5 Writing Guidelines for Innovation Grants
Across Canada, all three levels of government are offering startups and students, post-secondary institutions and philanthropic organizations innovation grants, funds that can change the world.
For years, innovation grants have been able to allow individuals to pursue their ideas, objectives and avenues to improve the marketplace, help the consumer or create a live-saving device. Innovation is essential, and public officials, and even corporations, believe that they can provide a little bit of extra money for a team of bright people to be market disruptors or market creators.
Innovation grants are attractive for numerous groups, but it is difficult to be accepted for one. It takes a great deal of research, thought, creativity and writing to even be considered for these funds. This is why you need to produce the best innovation grant application in recent memory.
Whether or not you’re a writer is moot. What matters is if you have passion for your idea. When you have passion then it will be seen in your grant application. You just need helpful hints.
Here are five innovation grant writing tips:
1. Research the Mission & Question Your Idea
Each government department, non-profit organization and corporation has a mission it wants to accomplish with an innovation grant. It is up to you to determine what that mission and aim is.
Once you understand what they want to achieve with this grant, you need to begin questioning your idea, product or service and conclude if it matches their mission. If it doesn’t then move on to the next innovation grant. If it does, then proceed with as much enthusiasm as you did before.

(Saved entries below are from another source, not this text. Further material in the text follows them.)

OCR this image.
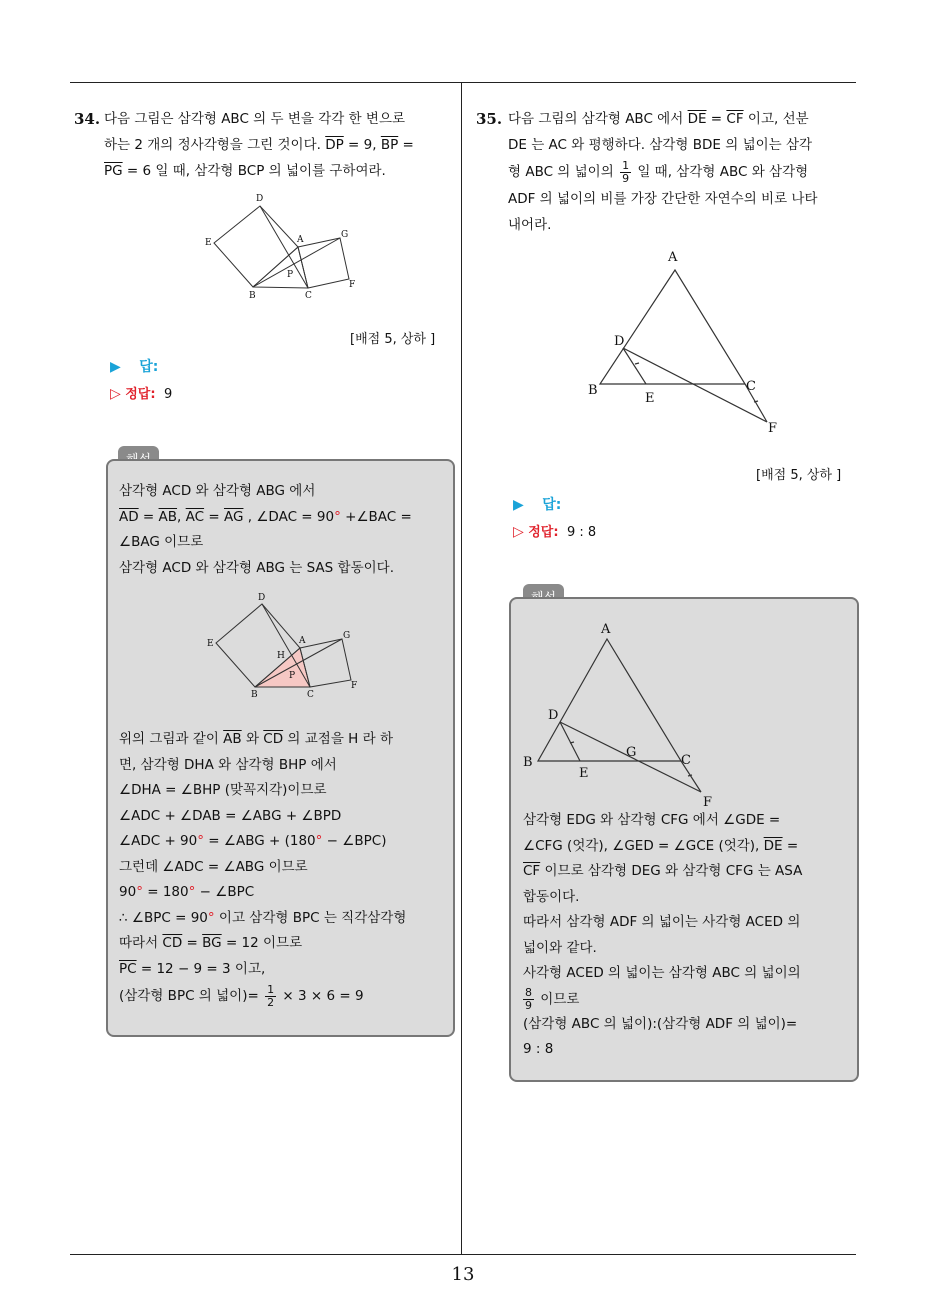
13
34. 다음 그림은 삼각형 ABC 의 두 변을 각각 한 변으로
하는 2 개의 정사각형을 그린 것이다. $\overline{DP} = 9$, $\overline{BP}$ =
$\overline{PG} = 6$ 일 때, 삼각형 BCP 의 넓이를 구하여라.
D
E	A	G
P
B	C
F
[배점 5, 상하 ]
▶ 답:
▷ 정답: 9
삼각형 ACD 와 삼각형 ABG 에서
$\overline{AD} = \overline{AB}$, $\overline{AC} = \overline{AG}$ , ∠DAC = 90° +∠BAC =
∠BAG 이므로
삼각형 ACD 와 삼각형 ABG 는 SAS 합동이다.
D
E	A	G
H
P
B	C
F
위의 그림과 같이 $\overline{AB}$ 와 $\overline{CD}$ 의 교점을 H 라 하
면, 삼각형 DHA 와 삼각형 BHP 에서
∠DHA = ∠BHP (맞꼭지각)이므로
∠ADC + ∠DAB = ∠ABG + ∠BPD
∠ADC + 90° = ∠ABG + (180° − ∠BPC)
그런데 ∠ADC = ∠ABG 이므로
90° = 180° − ∠BPC
∴ ∠BPC = 90° 이고 삼각형 BPC 는 직각삼각형
따라서 $\overline{CD} = \overline{BG} = 12$ 이므로
$\overline{PC} = 12 - 9 = 3$ 이고,
(삼각형 BPC 의 넓이)= $\frac{1}{2} \times 3 \times 6 = 9$
35. 다음 그림의 삼각형 ABC 에서 $\overline{DE} = \overline{CF}$ 이고, 선분
DE 는 AC 와 평행하다. 삼각형 BDE 의 넓이는 삼각
형 ABC 의 넓이의 $\frac{1}{9}$ 일 때, 삼각형 ABC 와 삼각형
ADF 의 넓이의 비를 가장 간단한 자연수의 비로 나타
내어라.
A
B	C
D
E
F
[배점 5, 상하 ]
▶ 답:
▷ 정답: 9 : 8
A
B	C
D
E
F
G
삼각형 EDG 와 삼각형 CFG 에서 ∠GDE =
∠CFG (엇각), ∠GED = ∠GCE (엇각), $\overline{DE}$ =
$\overline{CF}$ 이므로 삼각형 DEG 와 삼각형 CFG 는 ASA
합동이다.
따라서 삼각형 ADF 의 넓이는 사각형 ACED 의
넓이와 같다.
사각형 ACED 의 넓이는 삼각형 ABC 의 넓이의
$\frac{8}{9}$ 이므로
(삼각형 ABC 의 넓이):(삼각형 ADF 의 넓이)=
9 : 8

2. Meticulously Study the Requirements & Guidelines
A common error that applicants make is that they don’t take the necessary time to read through the innovation grant’s requirements and the application’s guidelines. Whether it is a paucity of proofreading skills or too much excitement for the prospect of being accepted, many applicants fail to thoroughly peruse the needs and wants for the provider of the innovation grant.

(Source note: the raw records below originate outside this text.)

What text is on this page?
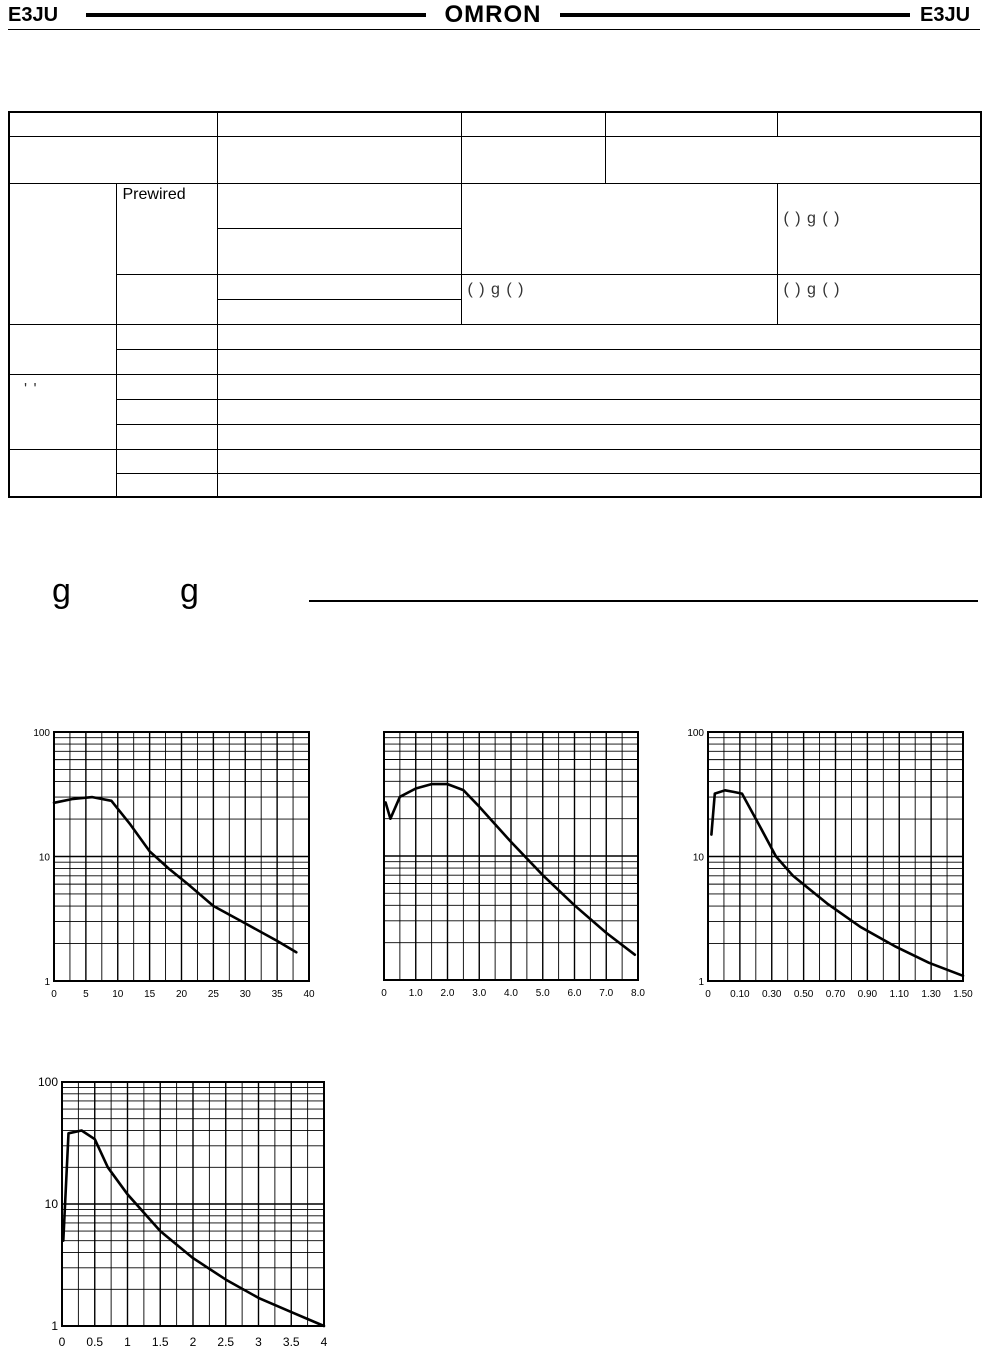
E3JU	OMRON	E3JU

	Prewired				( ) g ( )

			( ) g ( )		( ) g ( )

' '					

g	g
0	5 10 15 20 25 30 35 40
100
10
1
0 1.0 2.0 3.0 4.0 5.0 6.0 7.0 8.0	0 0.10 0.30 0.50 0.70 0.90 1.10 1.30 1.50
100
10
1
0 0.5 1 1.5 2 2.5 3 3.5 4
100
10
1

Remember, if you don’t properly follow the guidelines you will be instantly rejected.
3. Don’t Use Too Much Industry Jargon
The individual reading your application or report may be just a regular bureaucrat or intern. Therefore, they may not fully comprehend a particular industry’s jargon, whether it’s economics, finance or biotechnology. Indeed, you have to write your innovation grant as if your audience is comprised of a bunch of monkeys, toddlers and those with low attention spans.
4. Check the Facts, Numbers & Figures
Check, double and triple check the facts, numbers and figures behind every claim, prognostication and statement you make. At the time, you may believe that your sentence is 100 percent accurate, and even obvious to boot, but sometimes we commit serious blunders.
You must always err on the side of caution. You’ll be grateful of this attribute later on in life. We all make mistakes. That’s why they have erasers on the back of pencils, or the backspace bar on your keyboard.
5. Edit, Polish, Edit, Polish, Repeat
You have worked endlessly for the past 30 days on your 50-page report. Your eyes are blurry, you feel like you have carpal tunnel syndrome and you hardly know what is happening in the world. You’re done now, correct? Nope. Not by a long shot. It’s time to edit, proofread, polish.
Until you have absolutely perfected the report, you will need to edit, proofread, polish and repeat. Yes, this is difficult to perform, and may seem rather tedious, but it is essential. Even the most perfect of writers find mistakes after reading their works seven times over.
The competition for innovation grants is fierce. Across the city, province and country, there are people, businesses and groups attempting to get their hands on these much needed funds to further explore their ideas, put their hypotheses into action and to change the world.
The only way to actually get your hands on this money is to pen the perfect innovation grant report and application. Without it, you won’t get very far, and someone in Kamloops, British Columbia or a team of researchers in Brandon, Manitoba will have been approved. Research, write, edit, proofread and confirm!